In 1990 María joined Conservation International (CI) and ran their only marine program. The Gulf of California regional program operated virtually independent of the international headquarters as María raised US$1M per year from private donors. In 1996, María became Executive Director for the Gulf of California region. While with CI, María established a diagnostic strategy for long-term conservation in the Gulf as well as the Network of Protected Natural Areas. She successfully and legally established six protected areas which involved working heavily with the surrounding communities. To this day the marine protected areas continue to flourish.

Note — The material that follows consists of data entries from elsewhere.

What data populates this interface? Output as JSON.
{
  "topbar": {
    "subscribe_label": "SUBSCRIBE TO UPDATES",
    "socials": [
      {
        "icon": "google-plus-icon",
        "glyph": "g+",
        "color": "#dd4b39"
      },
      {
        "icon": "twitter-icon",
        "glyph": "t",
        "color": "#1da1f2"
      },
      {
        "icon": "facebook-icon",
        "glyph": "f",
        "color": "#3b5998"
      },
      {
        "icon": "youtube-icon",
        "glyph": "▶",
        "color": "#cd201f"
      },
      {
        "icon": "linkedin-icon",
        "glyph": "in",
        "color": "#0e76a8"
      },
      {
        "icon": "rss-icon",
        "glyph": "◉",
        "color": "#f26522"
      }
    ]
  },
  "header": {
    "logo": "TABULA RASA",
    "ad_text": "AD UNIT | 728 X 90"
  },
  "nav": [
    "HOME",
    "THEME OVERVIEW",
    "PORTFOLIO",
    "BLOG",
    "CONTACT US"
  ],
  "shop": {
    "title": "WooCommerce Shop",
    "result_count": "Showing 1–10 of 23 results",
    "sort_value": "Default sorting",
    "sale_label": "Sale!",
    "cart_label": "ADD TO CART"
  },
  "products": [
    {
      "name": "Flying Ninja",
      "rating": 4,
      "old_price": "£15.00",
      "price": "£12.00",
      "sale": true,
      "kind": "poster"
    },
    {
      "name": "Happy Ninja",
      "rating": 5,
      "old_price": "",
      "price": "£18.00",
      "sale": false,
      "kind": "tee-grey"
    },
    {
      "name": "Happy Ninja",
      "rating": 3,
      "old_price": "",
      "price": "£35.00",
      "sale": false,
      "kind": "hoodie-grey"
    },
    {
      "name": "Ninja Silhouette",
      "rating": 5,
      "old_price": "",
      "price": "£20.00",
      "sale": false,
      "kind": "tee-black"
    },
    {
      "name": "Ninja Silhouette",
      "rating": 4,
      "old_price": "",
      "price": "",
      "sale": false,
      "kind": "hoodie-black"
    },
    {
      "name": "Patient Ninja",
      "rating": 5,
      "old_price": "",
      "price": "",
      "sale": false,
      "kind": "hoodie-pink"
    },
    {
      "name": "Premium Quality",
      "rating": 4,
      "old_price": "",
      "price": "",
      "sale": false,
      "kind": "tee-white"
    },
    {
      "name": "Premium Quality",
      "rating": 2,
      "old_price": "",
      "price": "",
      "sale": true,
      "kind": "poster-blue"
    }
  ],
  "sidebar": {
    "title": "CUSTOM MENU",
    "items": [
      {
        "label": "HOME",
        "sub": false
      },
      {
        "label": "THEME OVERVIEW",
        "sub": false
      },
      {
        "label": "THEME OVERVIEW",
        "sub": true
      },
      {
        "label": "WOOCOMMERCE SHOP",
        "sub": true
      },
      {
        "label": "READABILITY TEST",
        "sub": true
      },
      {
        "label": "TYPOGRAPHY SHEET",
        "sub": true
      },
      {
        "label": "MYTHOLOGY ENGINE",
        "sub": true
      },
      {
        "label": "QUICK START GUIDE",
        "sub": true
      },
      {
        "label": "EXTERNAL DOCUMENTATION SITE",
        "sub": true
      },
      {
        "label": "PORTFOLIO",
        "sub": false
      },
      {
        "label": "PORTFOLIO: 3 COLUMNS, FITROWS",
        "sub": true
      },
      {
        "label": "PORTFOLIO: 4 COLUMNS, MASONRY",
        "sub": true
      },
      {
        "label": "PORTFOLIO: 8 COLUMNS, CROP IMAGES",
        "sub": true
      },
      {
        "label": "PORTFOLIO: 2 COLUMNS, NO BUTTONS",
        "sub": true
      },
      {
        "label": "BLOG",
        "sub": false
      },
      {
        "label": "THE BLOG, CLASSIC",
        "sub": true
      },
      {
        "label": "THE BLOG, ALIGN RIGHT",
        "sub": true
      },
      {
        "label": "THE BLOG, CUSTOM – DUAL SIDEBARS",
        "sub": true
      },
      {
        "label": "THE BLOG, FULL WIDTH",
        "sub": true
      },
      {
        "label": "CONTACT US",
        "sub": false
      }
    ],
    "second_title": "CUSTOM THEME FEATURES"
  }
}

One of María’s other important achievements was forming ALCOSTA, a very large network of organizations working to halt major development projects that threaten the environment. She also formed The Coalition for Sustainability in the Gulf of California, which integrates more than forty academic, government, and conservation institutions.

One of the defining moments in María’s life was the decision to leave CI after working with them for sixteen years. She gradually realized that it wasn’t enough to protect the species and to do scientific research because the region’s environment was increasingly coming under attack. She knew that only by having local communities acquire a voice in decision making and an ongoing role in protecting the ecosystem, could the damage be reversed and the region could move to a new path of sustainable development. María realized she had to start fresh. By creating a new network with old players she is rejuvenating small conservationist movements throughout the region and by uniting them, María sees infinite potential for sustainable development and a new culture of environmental protection.